Avec un peu de recul, doit-on penser ou croire qu'il a suffi que Paul Biya rencontre le leader du Sdf pour que certaines de ses « nobles » ambitions et son radicalisme d'antan face à la gestion de Paul Biya qu'il a toujours décriée, s'effondrent comme un château de cartes ? Ni John Fru Ndi a-t-il compris sur le tard que la loi des extrêmes est un leurre, une simple vue de l'esprit qui a jusqu'ici ouvert un boulevard politique au chef de l'Etat Paul Biya et président national du Rdpc, au détriment de sa formation politique ? En répondant à l'invitation de Paul Biya au palais d'Etoudi, Ni John Fru Ndi  découvre à ses dépends, une sagesse bien connue, qui nous renseigne qu'il est imprudent de dire : « fontaine, je ne boirai jamais de ton eau ». Que de temps perdu ! Quel gâchis en termes d'énergie ! « Nous avons perdu 20 ans pour rien. Si Ni John Fru Ndi avait mis de l'eau dans son vin en acceptant faire des concessions avec le régime en place, il y a longtemps que se seraient dissiper la morosité et le mauvais vent politique qui ont contribué à pourrir ce pays. Et les conditions de vie des populations s'en seraient trouvées améliorées » s'indigne Matip Grégoire.
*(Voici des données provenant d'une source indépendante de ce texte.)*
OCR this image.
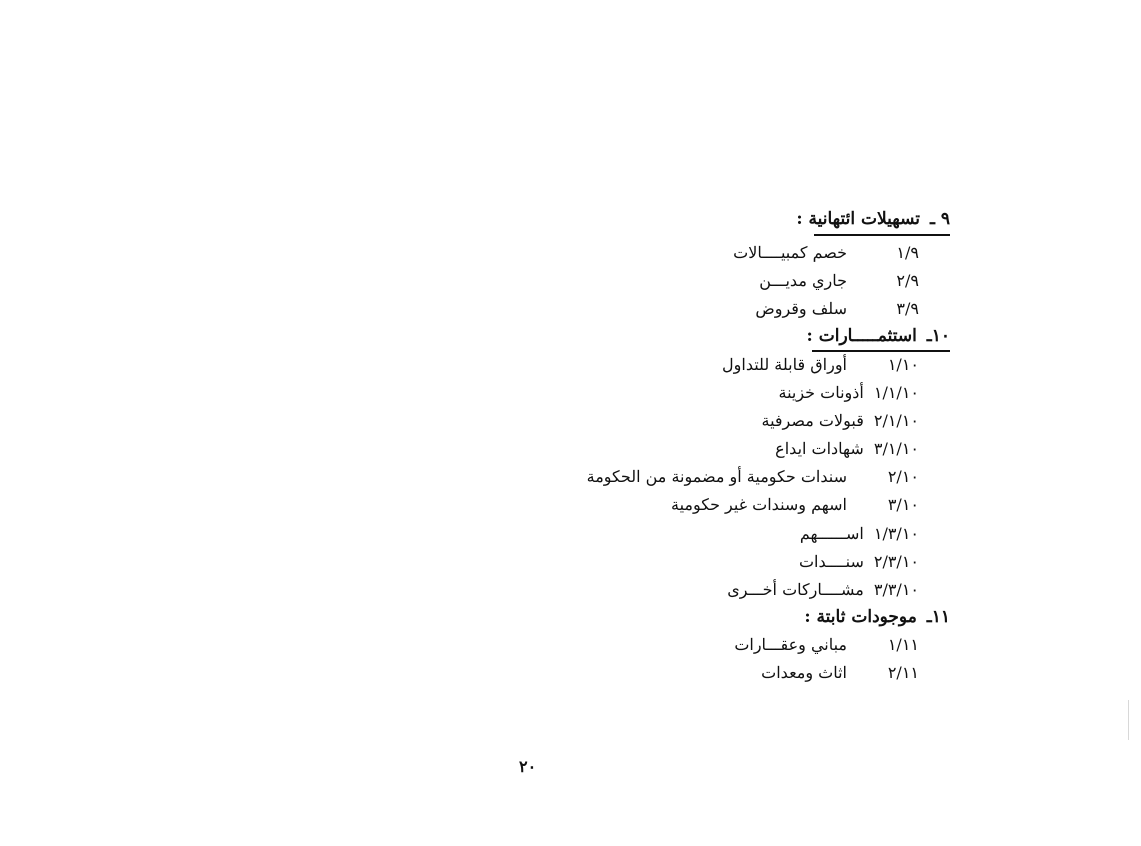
٩ ـ تسهيلات ائتهانية :
١/٩
خصم كمبيــــالات
٢/٩
جاري مديـــن
٣/٩
سلف وقروض
١٠ـ استثمـــــارات :
١/١٠
أوراق قابلة للتداول
١/١/١٠
أذونات خزينة
٢/١/١٠
قبولات مصرفية
٣/١/١٠
شهادات ايداع
٢/١٠
سندات حكومية أو مضمونة من الحكومة
٣/١٠
اسهم وسندات غير حكومية
١/٣/١٠
اســــــهم
٢/٣/١٠
سنــــدات
٣/٣/١٠
مشــــاركات أخـــرى
١١ـ موجودات ثابتة :
١/١١
مباني وعقـــارات
٢/١١
اثاث ومعدات
٢٠
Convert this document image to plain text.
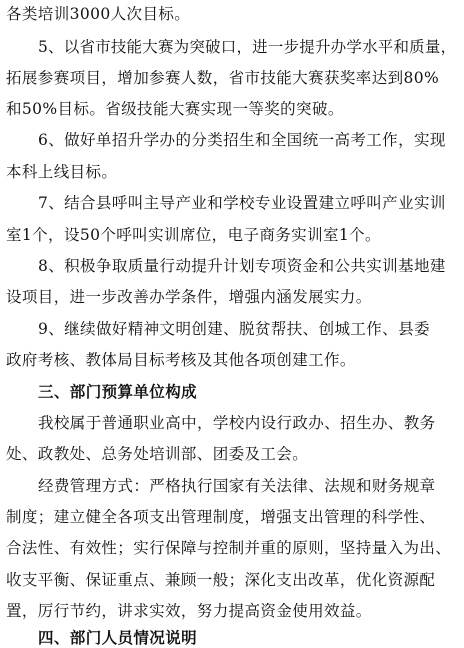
各类培训3000人次目标。
5、以省市技能大赛为突破口，进一步提升办学水平和质量，
拓展参赛项目，增加参赛人数，省市技能大赛获奖率达到80%
和50%目标。省级技能大赛实现一等奖的突破。
6、做好单招升学办的分类招生和全国统一高考工作，实现
本科上线目标。
7、结合县呼叫主导产业和学校专业设置建立呼叫产业实训
室1个，设50个呼叫实训席位，电子商务实训室1个。
8、积极争取质量行动提升计划专项资金和公共实训基地建
设项目，进一步改善办学条件，增强内涵发展实力。
9、继续做好精神文明创建、脱贫帮扶、创城工作、县委
政府考核、教体局目标考核及其他各项创建工作。
三、部门预算单位构成
我校属于普通职业高中，学校内设行政办、招生办、教务
处、政教处、总务处培训部、团委及工会。
经费管理方式：严格执行国家有关法律、法规和财务规章
制度；建立健全各项支出管理制度，增强支出管理的科学性、
合法性、有效性；实行保障与控制并重的原则，坚持量入为出、
收支平衡、保证重点、兼顾一般；深化支出改革，优化资源配
置，厉行节约，讲求实效，努力提高资金使用效益。
四、部门人员情况说明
A quelques mois du prochain scrutin présidentiel, le Sdf fait-il alliance (enfin) avec le régime du parti au pouvoir, dans son désir d'éterniser le président Paul Biya (qui dirige le Cameroun depuis le 6 novembre 1982) à la tête de l'Etat ? Ni John Fru Ndi  tente-t-il ainsi d'accompagner le Rassemblement démocratique du peuple camerounais (Rdpc), dans sa volonté de  stériliser la vie politique à sa taille, lorsqu'on sait que toutes les stratégies mises en place restent personnelles ou partisanes dans le sens où, elles prennent le pas sur les lois de la République ? Qu'en est-il de la bataille du Sdf pour la légitimité et la crédibilité de Elections Cameroun (Elecam), l'organe chargé d'organiser et d'animer le processus électoral ? Après avoir snobé ses adversaires politiques à travers une mésintelligence qui lui a permis de remettre en cause l'immuabilité de la constitution et la limitation des mandats présidentiels, Paul Biya s'offre au souper le chairman Ni John Fru Ndi . Que voulez-vous, les plus forts ont aussi leurs moments de faiblesse. Mêmes les durs épurent...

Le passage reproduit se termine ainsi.